By any reckoning, the competition between the super-powers has been acute in West Asia since the mid-’fifties when the Soviet Union agreed to supply weapons to President Nasser and support the forces of radical Arab nationalism headed by him. But the Soviet moves also frightened conservative regimes in countries like Saudi Arabia and Iran and thereby greatly facilitated the task of the United States in making them safe for western oil companies and other interests.
The situation has greatly changed since the Arab-Israeli war of October 1973. But President Sadat could not have gone to war unless he had taken steps to reduce Soviet influence and win the cooperation of King Feisal because, without it, oil could not have been used as a political weapon and the outcome of the Yom Kippur war could well have been very different.
Also, it is a reasonable inference that the United States would not have adopted as helpful an attitude towards the Arabs as it has since if its Western European and Japanese allies were not critically dependent on Arab oil, if its own import of oil had not increased considerably since the 1967 Arab-Israel war and if it was not assured that President Sadat was genuinely interested in living in peace with Israel as well as the pro-Western and conservative monarchies and sheikhdoms.
Plainly, factors other than the US-Soviet competition account for the rise in the power and influence of the Arabs. That could have only kept them divided and perpetuated external influence over them.
Despite the remarkable changes in West Asia, the super-powers would have maintained and extended their hold on Iran and Iraq if other Arab leaders, especially President Boumedienne, had not brought about an agreement between them. But for it, both Teheran and Baghdad would have continued to spend billions of dollars on purchasing arms from America and the Soviet Union and thus remained dependent on them. Whom would this competition benefit if not the super-powers themselves? Also, who can say that the present agreement will lead to a normalisation of relations between Iran and Iraq and to peace in the region if the two regimes continue the arms race and allow themselves to be manipulated by Washington and Moscow?
Competition
China itself has suffered as a result of the competition between the super-powers. But for it, the United States would not have had any good reason to intervene in the Korean war, recognise Taiwan and do all the evil things it has done in Indo-China for the last decades. In other words, China would have achieved its objective of national unification in the ‘fifties and its security environment might well have been much more favourable if the super-powers were not contending for influence in the regions around it. This would naturally have reduced for it the need to go in for nuclear weapons at a hectic pace. And the absence of a military threat and the availability of larger resources for development could have greatly reduced the compulsion to go in for the kind of austerities Peking has had to impose on its people.

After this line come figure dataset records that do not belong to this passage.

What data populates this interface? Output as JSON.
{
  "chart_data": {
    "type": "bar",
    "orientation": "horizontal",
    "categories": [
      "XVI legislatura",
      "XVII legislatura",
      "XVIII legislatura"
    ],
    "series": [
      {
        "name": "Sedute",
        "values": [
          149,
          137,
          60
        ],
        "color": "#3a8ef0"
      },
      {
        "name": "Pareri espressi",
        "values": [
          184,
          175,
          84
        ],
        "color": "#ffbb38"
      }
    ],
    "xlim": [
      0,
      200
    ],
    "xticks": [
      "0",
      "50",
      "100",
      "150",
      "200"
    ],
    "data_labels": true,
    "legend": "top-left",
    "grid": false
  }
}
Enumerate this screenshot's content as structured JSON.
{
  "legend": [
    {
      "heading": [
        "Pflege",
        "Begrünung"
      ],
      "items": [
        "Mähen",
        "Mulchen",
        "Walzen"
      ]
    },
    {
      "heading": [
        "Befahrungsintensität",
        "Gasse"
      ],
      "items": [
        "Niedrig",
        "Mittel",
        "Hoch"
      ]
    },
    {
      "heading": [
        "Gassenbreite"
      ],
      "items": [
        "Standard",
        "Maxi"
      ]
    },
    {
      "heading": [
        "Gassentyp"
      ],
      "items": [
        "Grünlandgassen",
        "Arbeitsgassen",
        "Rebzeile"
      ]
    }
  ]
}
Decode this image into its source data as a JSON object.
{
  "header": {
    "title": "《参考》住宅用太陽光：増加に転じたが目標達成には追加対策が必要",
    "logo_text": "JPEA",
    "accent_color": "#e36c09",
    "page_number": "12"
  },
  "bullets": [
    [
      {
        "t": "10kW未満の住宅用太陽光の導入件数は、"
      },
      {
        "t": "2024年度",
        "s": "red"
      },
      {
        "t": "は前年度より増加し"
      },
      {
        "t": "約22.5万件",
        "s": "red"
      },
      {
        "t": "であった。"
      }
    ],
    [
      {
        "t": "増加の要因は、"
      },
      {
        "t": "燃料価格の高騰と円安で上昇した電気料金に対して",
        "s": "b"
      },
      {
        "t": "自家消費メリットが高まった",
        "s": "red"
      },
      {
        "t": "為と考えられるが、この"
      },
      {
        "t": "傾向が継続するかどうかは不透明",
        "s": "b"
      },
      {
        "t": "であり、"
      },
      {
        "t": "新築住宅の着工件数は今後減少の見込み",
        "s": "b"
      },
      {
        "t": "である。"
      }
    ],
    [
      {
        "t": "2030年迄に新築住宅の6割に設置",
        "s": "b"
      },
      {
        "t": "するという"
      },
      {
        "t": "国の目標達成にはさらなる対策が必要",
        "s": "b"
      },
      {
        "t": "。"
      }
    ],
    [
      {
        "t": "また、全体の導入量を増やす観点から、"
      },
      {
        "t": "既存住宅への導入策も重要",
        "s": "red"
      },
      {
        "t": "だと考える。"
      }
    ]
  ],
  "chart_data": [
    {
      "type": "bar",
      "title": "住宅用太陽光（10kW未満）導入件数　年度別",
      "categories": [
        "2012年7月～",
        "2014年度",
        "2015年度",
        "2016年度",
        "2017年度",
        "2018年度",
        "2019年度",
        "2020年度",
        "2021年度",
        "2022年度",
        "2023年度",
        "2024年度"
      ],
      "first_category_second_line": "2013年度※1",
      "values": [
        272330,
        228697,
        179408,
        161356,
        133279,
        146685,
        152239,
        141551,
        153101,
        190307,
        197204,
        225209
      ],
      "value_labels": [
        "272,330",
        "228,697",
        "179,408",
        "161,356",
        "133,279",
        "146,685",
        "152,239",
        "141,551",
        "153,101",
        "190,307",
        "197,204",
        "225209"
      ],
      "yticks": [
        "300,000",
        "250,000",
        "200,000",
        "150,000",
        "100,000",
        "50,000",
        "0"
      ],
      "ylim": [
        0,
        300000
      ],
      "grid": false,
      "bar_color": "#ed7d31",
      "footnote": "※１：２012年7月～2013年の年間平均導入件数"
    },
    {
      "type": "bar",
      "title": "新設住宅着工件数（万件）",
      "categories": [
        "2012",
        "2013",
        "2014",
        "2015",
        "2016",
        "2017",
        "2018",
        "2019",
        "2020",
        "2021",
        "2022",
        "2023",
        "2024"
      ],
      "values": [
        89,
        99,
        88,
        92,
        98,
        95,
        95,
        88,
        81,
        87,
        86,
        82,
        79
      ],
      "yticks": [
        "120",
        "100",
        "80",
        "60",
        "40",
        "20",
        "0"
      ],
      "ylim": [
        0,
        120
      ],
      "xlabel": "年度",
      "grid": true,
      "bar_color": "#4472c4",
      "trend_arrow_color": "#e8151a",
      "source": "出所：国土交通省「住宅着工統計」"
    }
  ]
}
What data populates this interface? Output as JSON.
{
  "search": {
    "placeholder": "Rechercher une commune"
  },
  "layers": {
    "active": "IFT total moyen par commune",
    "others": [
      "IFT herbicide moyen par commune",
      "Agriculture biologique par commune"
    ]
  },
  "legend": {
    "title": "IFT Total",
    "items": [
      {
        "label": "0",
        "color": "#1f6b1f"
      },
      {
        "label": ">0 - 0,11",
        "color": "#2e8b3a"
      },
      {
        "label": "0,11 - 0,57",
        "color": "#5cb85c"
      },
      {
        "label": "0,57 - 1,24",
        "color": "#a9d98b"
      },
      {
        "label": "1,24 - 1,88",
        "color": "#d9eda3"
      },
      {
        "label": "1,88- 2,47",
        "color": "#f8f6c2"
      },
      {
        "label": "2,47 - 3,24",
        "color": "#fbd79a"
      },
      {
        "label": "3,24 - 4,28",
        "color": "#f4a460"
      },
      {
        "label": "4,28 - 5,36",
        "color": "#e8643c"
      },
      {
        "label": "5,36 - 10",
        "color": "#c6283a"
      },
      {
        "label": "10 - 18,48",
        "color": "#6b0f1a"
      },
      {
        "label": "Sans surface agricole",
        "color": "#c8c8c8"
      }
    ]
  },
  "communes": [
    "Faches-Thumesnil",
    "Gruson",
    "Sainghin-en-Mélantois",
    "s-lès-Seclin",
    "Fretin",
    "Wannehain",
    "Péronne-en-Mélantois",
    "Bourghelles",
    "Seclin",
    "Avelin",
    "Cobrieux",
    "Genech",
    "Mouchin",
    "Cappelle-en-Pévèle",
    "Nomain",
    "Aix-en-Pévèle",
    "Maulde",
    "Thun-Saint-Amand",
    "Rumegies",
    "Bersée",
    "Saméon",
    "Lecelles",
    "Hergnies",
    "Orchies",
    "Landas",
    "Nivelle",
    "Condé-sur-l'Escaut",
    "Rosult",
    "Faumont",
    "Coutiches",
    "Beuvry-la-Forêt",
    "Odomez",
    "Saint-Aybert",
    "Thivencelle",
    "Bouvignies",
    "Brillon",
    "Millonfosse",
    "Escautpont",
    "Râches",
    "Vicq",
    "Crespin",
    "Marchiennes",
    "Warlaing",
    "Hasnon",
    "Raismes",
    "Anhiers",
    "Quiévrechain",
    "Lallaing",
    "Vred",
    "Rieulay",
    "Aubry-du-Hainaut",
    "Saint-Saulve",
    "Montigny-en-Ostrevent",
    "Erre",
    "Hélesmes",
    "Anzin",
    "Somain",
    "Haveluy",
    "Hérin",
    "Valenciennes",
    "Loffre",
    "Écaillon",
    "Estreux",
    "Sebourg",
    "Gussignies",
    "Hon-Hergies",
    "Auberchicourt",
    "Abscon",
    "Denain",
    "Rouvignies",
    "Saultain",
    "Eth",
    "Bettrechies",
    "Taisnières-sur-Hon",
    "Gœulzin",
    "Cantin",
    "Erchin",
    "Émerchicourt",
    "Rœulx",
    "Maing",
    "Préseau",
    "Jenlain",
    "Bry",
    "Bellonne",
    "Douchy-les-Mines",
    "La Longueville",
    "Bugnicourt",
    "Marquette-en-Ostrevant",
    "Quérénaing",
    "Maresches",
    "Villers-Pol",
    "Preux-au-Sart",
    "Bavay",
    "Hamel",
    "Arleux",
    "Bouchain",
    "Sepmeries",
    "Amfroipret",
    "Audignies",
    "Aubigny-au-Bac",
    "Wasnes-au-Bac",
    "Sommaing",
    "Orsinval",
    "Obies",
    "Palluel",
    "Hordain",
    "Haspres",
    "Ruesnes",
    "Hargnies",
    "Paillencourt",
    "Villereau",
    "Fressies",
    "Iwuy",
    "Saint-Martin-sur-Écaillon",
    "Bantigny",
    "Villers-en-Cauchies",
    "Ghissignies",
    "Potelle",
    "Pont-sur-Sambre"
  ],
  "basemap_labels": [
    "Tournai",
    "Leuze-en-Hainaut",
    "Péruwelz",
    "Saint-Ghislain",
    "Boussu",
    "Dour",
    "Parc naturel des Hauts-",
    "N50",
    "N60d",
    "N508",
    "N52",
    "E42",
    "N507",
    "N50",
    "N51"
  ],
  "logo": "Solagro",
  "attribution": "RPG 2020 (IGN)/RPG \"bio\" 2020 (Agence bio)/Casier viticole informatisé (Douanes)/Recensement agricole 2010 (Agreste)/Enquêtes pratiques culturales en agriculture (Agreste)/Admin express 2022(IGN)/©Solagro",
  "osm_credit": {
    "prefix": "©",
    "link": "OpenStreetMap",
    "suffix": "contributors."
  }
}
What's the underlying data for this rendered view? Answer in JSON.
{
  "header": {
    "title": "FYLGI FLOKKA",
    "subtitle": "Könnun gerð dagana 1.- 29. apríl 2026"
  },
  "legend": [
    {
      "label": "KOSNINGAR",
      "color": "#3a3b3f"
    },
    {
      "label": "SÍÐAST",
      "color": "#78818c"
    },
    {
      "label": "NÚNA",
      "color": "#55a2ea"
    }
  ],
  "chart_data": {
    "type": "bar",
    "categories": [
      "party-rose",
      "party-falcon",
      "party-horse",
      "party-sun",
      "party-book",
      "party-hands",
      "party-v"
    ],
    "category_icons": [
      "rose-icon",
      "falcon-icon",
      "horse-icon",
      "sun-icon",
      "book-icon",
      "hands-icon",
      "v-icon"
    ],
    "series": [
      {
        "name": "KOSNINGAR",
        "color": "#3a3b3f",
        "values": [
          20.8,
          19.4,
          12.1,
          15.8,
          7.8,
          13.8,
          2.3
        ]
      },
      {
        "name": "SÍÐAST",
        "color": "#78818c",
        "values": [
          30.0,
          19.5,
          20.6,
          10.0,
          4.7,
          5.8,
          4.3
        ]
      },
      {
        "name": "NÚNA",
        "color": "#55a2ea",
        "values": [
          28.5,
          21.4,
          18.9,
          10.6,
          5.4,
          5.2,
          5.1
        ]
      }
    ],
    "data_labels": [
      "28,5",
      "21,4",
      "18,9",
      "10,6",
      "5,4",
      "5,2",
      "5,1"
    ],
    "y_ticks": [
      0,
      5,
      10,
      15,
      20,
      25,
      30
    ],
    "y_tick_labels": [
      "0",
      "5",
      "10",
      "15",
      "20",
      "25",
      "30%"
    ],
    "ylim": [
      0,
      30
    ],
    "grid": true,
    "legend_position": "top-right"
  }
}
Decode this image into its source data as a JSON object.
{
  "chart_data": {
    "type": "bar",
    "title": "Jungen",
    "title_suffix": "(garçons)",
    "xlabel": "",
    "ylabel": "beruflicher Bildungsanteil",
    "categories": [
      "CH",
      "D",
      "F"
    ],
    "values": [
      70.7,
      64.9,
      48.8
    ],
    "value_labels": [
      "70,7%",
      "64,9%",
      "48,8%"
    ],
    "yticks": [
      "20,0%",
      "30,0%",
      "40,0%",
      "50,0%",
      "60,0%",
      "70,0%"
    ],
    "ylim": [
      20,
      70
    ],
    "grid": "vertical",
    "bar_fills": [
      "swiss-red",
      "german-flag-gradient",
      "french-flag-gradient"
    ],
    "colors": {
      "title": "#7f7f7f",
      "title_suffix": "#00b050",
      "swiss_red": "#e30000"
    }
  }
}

The Chinese leadership can legitimately argue that collusion between the two super-powers would have been far more dangerous for the militarily weaker countries. But collusion without the backdrop of collision could not have fooled anyone or won willing supporters for either. Perhaps it could not have been sustained because in the absence of fear of each other, neither might have been able to mobilise the will and resources that are needed for a bid for world domination. Both the Soviet Union and America were expansionist and imperialist powers before they came to confront each other. But their post-war ambitions fall into an altogether different category. Collision has suited them remarkably well in undermining the autonomy of other countries.